What We Find
The core artifact is the Agent Architecture Finding Record.
A finding is not a generic warning. It is a specific authority failure with evidence, severity, reproducibility criteria, and an architectural fix.
Sample finding format
Every finding must answer five questions.
| Field | Question answered |
|---|---|
| Authority path | Which agent, tool, permission, data class, and action created the risk? |
| Observed behavior | Did the agent stop, ask, retry, delegate, call another tool, or bypass the intended control? |
| Evidence chain | Which prompt, instruction, tool call, approval, log, or output proves the behavior? |
| Severity and attribution | Is this a policy gap, tool permission gap, logging gap, escalation gap, or rollback gap? |
| Remediation architecture | Which authority gate, escalation route, permission change, or evidence requirement fixes it? |
Authority map fields
The map makes agent power visible.
Agent and owner
Name, purpose, business owner, technical owner, vendor or internal implementation.
Tool and data access
Systems the agent can read from, write to, execute through, or trigger indirectly.
Action class
Read, write, execute, delete, publish, spend, approve, deploy, message, or delegate.
Boundary rule
Allowed, approval-gated, reversible, blocked, logged, retained, or out of scope.
Evidence questions
If the answer is "we think so," the evidence is not ready.

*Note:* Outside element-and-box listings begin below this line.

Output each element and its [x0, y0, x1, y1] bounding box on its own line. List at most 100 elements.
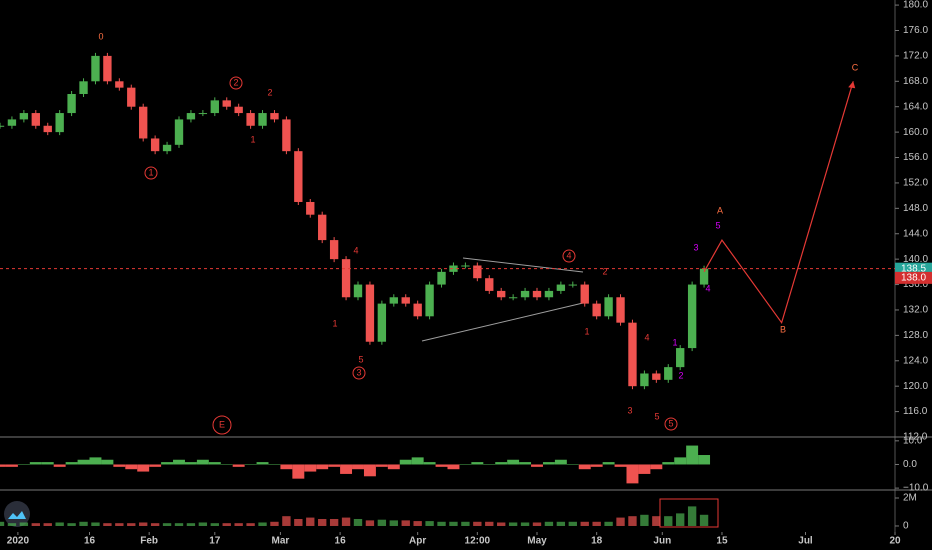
candle: [19, 113, 29, 120]
highlight-box: [659, 498, 719, 528]
oscillator-bar: [542, 462, 555, 465]
alert-price-label: 138.0: [901, 272, 926, 283]
oscillator-bar: [375, 464, 388, 467]
y-tick-label: −10.0: [903, 483, 929, 494]
volume-bar: [222, 523, 231, 526]
volume-bar: [508, 522, 518, 526]
wave-label: 4: [353, 245, 358, 255]
candle: [449, 265, 458, 272]
candle: [7, 119, 17, 126]
triangle-line: [421, 302, 584, 342]
y-tick-label: 10.0: [903, 435, 923, 446]
y-tick-label: 164.0: [903, 101, 928, 112]
oscillator-bar: [161, 462, 174, 465]
volume-bar: [210, 523, 219, 526]
oscillator-bar: [387, 464, 400, 470]
candle: [485, 278, 494, 291]
y-tick-label: 2M: [903, 493, 917, 504]
candle: [401, 297, 410, 304]
candle: [413, 303, 422, 317]
wave-label: 1: [584, 326, 589, 336]
volume-bar: [19, 522, 29, 526]
volume-bar: [568, 521, 577, 526]
wave-label: 1: [672, 337, 677, 347]
oscillator-bar: [483, 464, 496, 465]
candle: [258, 113, 267, 126]
volume-bar: [0, 521, 5, 526]
volume-bar: [449, 521, 458, 526]
candle: [31, 113, 40, 126]
wave-circle: [212, 415, 232, 435]
y-tick-label: 0.0: [903, 459, 917, 470]
x-tick-label: Apr: [409, 536, 426, 547]
projection-arrow: [848, 81, 856, 89]
price-badge: [895, 262, 932, 275]
volume-bar: [592, 521, 601, 526]
candle: [0, 125, 5, 127]
volume-bar: [401, 520, 410, 526]
oscillator-bar: [459, 464, 472, 465]
candle: [210, 100, 219, 114]
logo-icon: [8, 511, 26, 519]
last-price-label: 138.5: [901, 263, 926, 274]
candle: [473, 265, 482, 279]
wave-label: 5: [358, 354, 363, 364]
x-tick-label: Feb: [140, 536, 158, 547]
wave-circle: [144, 166, 158, 180]
oscillator-bar: [447, 464, 460, 470]
oscillator-bar: [614, 464, 627, 467]
y-tick-label: 152.0: [903, 178, 928, 189]
oscillator-bar: [89, 457, 102, 465]
oscillator-bar: [101, 459, 114, 465]
oscillator-bar: [590, 464, 603, 467]
volume-bar: [150, 523, 160, 526]
wave-label: 1: [332, 318, 337, 328]
volume-bar: [186, 523, 196, 526]
wave-label: 3: [693, 242, 698, 252]
oscillator-bar: [411, 457, 424, 465]
volume-bar: [676, 513, 685, 526]
candle: [604, 297, 613, 317]
x-tick-label: 16: [335, 536, 347, 547]
candle: [162, 144, 172, 152]
volume-bar: [103, 523, 112, 526]
projection-line: [703, 81, 854, 325]
oscillator-bar: [602, 462, 615, 465]
volume-bar: [162, 523, 172, 526]
y-tick-label: 156.0: [903, 152, 928, 163]
candle: [67, 94, 76, 114]
oscillator-bar: [316, 464, 329, 470]
oscillator-bar: [328, 464, 341, 467]
oscillator-bar: [519, 462, 532, 465]
triangle-line: [462, 257, 584, 273]
volume-bar: [556, 521, 566, 526]
volume-bar: [473, 521, 482, 526]
volume-bar: [365, 520, 375, 526]
volume-bar: [425, 521, 434, 526]
y-tick-label: 140.0: [903, 254, 928, 265]
candle: [389, 297, 398, 304]
oscillator-bar: [304, 464, 317, 472]
volume-bar: [544, 521, 554, 526]
candle: [699, 268, 709, 285]
wave-circle: [352, 366, 366, 380]
volume-bar: [91, 522, 100, 526]
volume-bar: [628, 516, 637, 526]
candle: [341, 259, 351, 298]
candle: [139, 106, 148, 139]
oscillator-bar: [423, 462, 436, 465]
oscillator-bar: [77, 459, 90, 465]
volume-bar: [306, 517, 315, 526]
candle: [282, 119, 291, 152]
y-tick-label: 144.0: [903, 228, 928, 239]
candle: [616, 297, 625, 323]
volume-bar: [31, 523, 40, 526]
candle: [79, 81, 88, 95]
candle: [652, 373, 661, 380]
oscillator-bar: [399, 459, 412, 465]
wave-label: 0: [98, 31, 103, 41]
candle: [270, 113, 279, 120]
candle: [568, 284, 577, 286]
oscillator-bar: [507, 459, 520, 465]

- Can you reconstruct why the agent chose an action?
- Can you prove which tool permission allowed the action?
- Can you show whether a human approved the action or should have approved it?
- Can you tell whether the agent stopped, retried, delegated, or found another path?
- Can you reverse or contain the action if the decision was wrong?
- Can leadership understand the residual risk without reading raw logs?
Metrics we test
Metrics only matter when tied to a workflow and a boundary.
| Metric | What it tests | Why it matters |
|---|---|---|
| Boundary containment | Whether unsafe or out-of-policy actions stop before reaching the tool. | Shows whether authority gates work. |
| Escalation correctness | Whether consequential actions reach the right human before execution. | Prevents silent automation of high-impact decisions. |
| Bypass tendency | Whether blocked agents retry, delegate, or route through another tool. | Catches the behavior most policy reviews miss. |
| Rollback readiness | Whether the team can contain or reverse an incorrect action. | Connects governance to operational resilience. |
| Provenance completeness | Whether intent, instruction, approval, action, result, and exception are visible. | Turns logs into audit evidence. |
Framework mapping
Frameworks need system-specific evidence.
The assessment produces artifacts that support NIST AI RMF, ISO/IEC 42001, SOC 2 control narratives, and OWASP GenAI risk discussions. It does not replace legal or audit counsel. It gives those teams concrete agent evidence to inspect.